Ночные тени уползали, прятались под коряги и выворотни. Боится света лесная нечисть.
А Сив, наоборот, этому безмерно рад. И птицы, кроме филина да совы, тоже рады.
Ишь как поют! На все голоса зарю расхваливают.
Сив глубоко, всей грудью вдохнул
влажный весенний воздух — словно меда напился. Хорошо в лесу! Глухарь на
болоте совсем от радости захмелел, токует взахлеб. Можно бы и этого взять, но
зачем? В роду сейчас пищи много, зимний голод уже прошел, сыты все. Лучше Сив
просто так постоит, волшебные голоса птиц послушает, посмотрит, как солнце из
земли будет выходить. Ух какой костер заря разожгла! Половина неба жарким
огнем полыхает. Вот-вот лопнет земля, разродится, выпустит солнце на волю.

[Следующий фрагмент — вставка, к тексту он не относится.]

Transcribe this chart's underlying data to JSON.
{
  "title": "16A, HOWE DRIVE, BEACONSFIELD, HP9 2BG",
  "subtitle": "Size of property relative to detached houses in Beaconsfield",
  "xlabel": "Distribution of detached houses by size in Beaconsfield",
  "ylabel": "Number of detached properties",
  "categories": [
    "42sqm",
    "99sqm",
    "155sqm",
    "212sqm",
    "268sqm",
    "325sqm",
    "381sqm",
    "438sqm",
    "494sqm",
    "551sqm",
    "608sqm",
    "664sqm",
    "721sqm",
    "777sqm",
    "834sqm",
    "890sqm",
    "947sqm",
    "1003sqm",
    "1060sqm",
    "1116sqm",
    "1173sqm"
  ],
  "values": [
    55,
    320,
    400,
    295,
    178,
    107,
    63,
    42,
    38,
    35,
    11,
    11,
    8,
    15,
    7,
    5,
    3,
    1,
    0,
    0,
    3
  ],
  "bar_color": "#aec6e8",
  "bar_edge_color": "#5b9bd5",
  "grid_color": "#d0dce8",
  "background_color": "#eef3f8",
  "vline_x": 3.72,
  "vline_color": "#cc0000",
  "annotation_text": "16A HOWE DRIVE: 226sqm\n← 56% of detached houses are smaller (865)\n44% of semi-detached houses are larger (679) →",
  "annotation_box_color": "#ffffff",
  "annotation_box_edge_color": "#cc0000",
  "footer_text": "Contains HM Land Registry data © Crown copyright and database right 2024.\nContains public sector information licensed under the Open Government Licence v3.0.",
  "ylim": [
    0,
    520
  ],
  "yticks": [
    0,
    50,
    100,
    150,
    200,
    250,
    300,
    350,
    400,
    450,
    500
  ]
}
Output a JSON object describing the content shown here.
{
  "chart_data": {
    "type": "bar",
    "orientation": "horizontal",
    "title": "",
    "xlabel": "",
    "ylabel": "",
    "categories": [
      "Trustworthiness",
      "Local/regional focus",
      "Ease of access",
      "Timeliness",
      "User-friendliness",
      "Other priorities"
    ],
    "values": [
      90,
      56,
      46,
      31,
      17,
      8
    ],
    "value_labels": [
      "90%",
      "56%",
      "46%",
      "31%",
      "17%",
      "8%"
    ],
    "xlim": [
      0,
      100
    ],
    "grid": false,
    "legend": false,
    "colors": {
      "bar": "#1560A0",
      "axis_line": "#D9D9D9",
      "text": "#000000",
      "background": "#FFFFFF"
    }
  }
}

На молодом охотнике была теплая
меховая куртка без ворота с короткими, по локоть, рукавами, кожаные узкие
штаны, перевитые ниже колен тонкими ремешками, охотничья обувь — кожаницы. Он
стоял, очарованно глядя на таинство рождения дня, на извечную битву света и
мрака. Всю жизнь борются они между собой. То один, то другой верх берет, а
окончательно никто победить не может...
Ярче и ярче пылает костер зари. Все сильнее алеет
раскаленный кусочек неба, видный Сиву между частыми стволами деревьев. Вот
наконец вырвались, прорезали лес солнечные лучи. Взошло, взошло красное
солнце!
— О-го-го-о-о-! — во всю силу
закричал Сив, радостно вскинув вверх руку с тяжелым, прочным копьем.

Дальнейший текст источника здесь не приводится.